Pigs project calm to edgy seniors and get them to move about, helping their deteriorating motor skills, he said. They act as a kind of social lubricant for patients with psychological and concentration problems.
Vermeulen started using pigs four years ago when it helped an elderly patient embrace physical therapy.
The animals have a strong emotional effect on Germany’s older generation in particular, he said.
“This generation associates pigs strongly with their youth,” Vermeulen said. “It’s a reunion with an animal one once knew well but hasn’t thought of in many years.”
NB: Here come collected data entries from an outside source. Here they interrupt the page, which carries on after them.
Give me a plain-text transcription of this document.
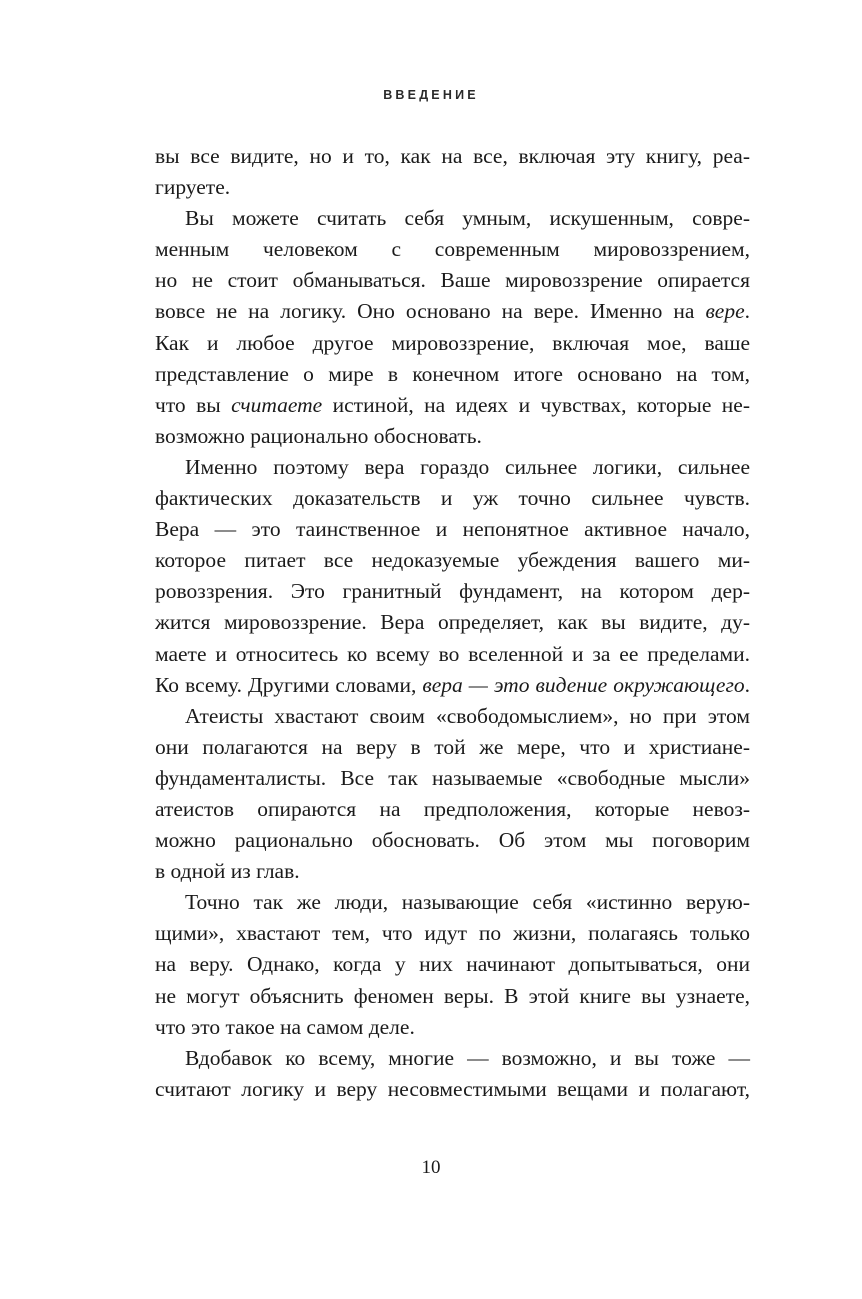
ВВЕДЕНИЕ
вы все видите, но и то, как на все, включая эту книгу, реа-
гируете.
Вы можете считать себя умным, искушенным, совре-
менным человеком с современным мировоззрением,
но не стоит обманываться. Ваше мировоззрение опирается
вовсе не на логику. Оно основано на вере. Именно на вере.
Как и любое другое мировоззрение, включая мое, ваше
представление о мире в конечном итоге основано на том,
что вы считаете истиной, на идеях и чувствах, которые не-
возможно рационально обосновать.
Именно поэтому вера гораздо сильнее логики, сильнее
фактических доказательств и уж точно сильнее чувств.
Вера — это таинственное и непонятное активное начало,
которое питает все недоказуемые убеждения вашего ми-
ровоззрения. Это гранитный фундамент, на котором дер-
жится мировоззрение. Вера определяет, как вы видите, ду-
маете и относитесь ко всему во вселенной и за ее пределами.
Ко всему. Другими словами, вера — это видение окружающего.
Атеисты хвастают своим «свободомыслием», но при этом
они полагаются на веру в той же мере, что и христиане-
фундаменталисты. Все так называемые «свободные мысли»
атеистов опираются на предположения, которые невоз-
можно рационально обосновать. Об этом мы поговорим
в одной из глав.
Точно так же люди, называющие себя «истинно верую-
щими», хвастают тем, что идут по жизни, полагаясь только
на веру. Однако, когда у них начинают допытываться, они
не могут объяснить феномен веры. В этой книге вы узнаете,
что это такое на самом деле.
Вдобавок ко всему, многие — возможно, и вы тоже —
считают логику и веру несовместимыми вещами и полагают,
10
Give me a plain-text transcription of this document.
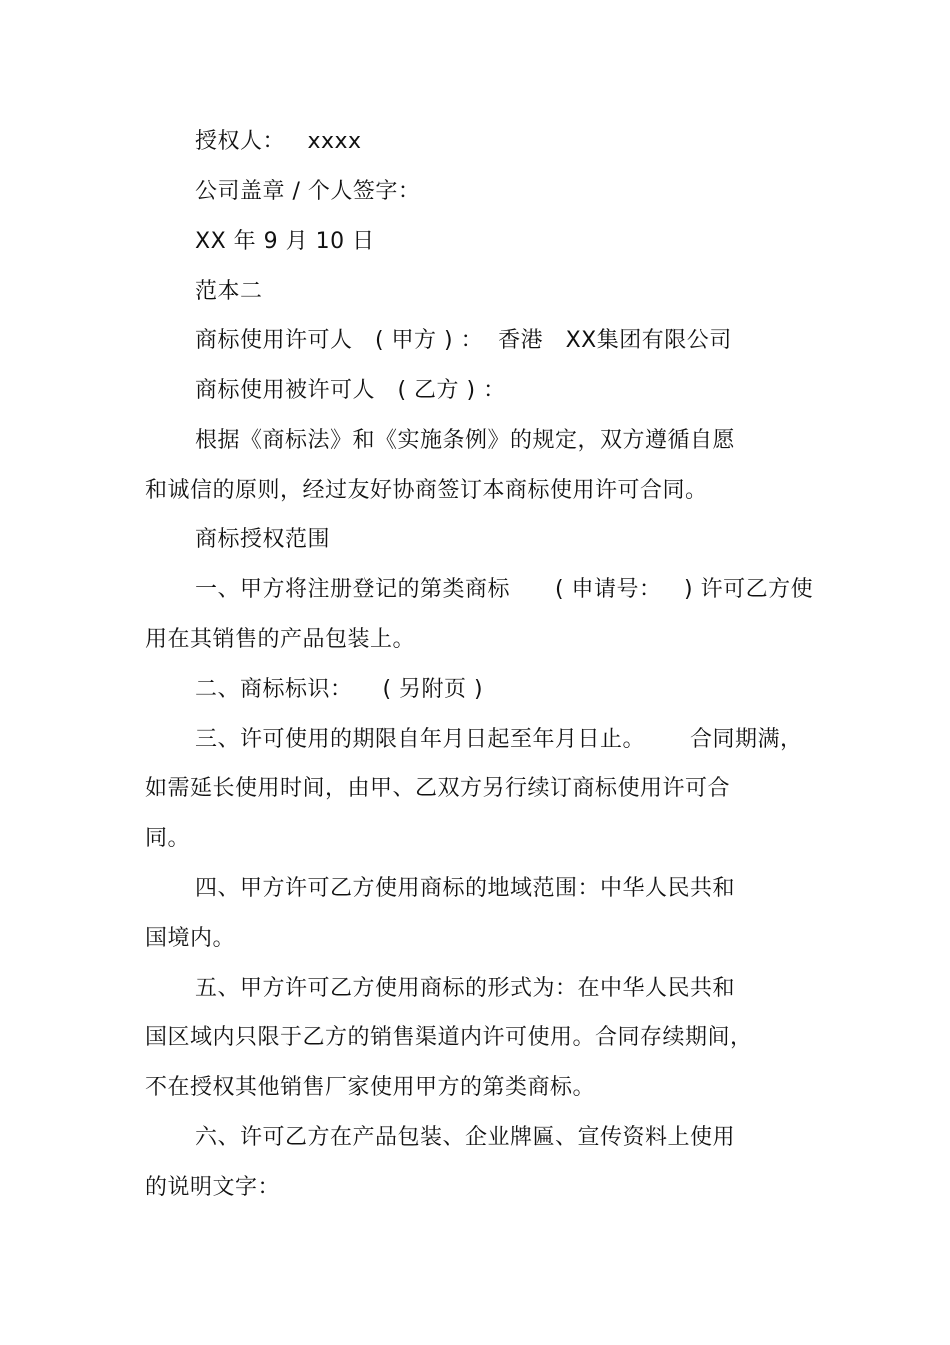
授权人：   xxxx
公司盖章 / 个人签字：
XX 年 9 月 10 日
范本二
商标使用许可人   ( 甲方 ) ：  香港   XX集团有限公司
商标使用被许可人   ( 乙方 ) ：
根据《商标法》和《实施条例》的规定，双方遵循自愿
和诚信的原则，经过友好协商签订本商标使用许可合同。
商标授权范围
一、甲方将注册登记的第类商标      ( 申请号：   ) 许可乙方使
用在其销售的产品包装上。
二、商标标识：    ( 另附页 )
三、许可使用的期限自年月日起至年月日止。      合同期满，
如需延长使用时间，由甲、乙双方另行续订商标使用许可合
同。
四、甲方许可乙方使用商标的地域范围：中华人民共和
国境内。
五、甲方许可乙方使用商标的形式为：在中华人民共和
国区域内只限于乙方的销售渠道内许可使用。合同存续期间，
不在授权其他销售厂家使用甲方的第类商标。
六、许可乙方在产品包装、企业牌匾、宣传资料上使用
的说明文字：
Residents at the home warmly recall growing up with pigs.
“I really liked pigs,” resident Gretel Buhl said. “But we slaughtered them. ... It was a lot of fun, there was always wurst and it tasted great. Everything was so fresh and delicious -- and the blood sausage.”
“We had several pigs when I was young but I haven’t had any since I got married at 25,” resident Walter Stroebel said.
Cats, dogs and horses are often used in therapy, but a pig is successful because it is unusual enough to hold a crowd’s attention, Vermeulen said.
“Dogs certainly have good qualities but if I‘m walking along one side of the street with my pig and you’re walking along the other side with your dog, then everyone will look at me,” he said. “That’s the advantage of a pig.”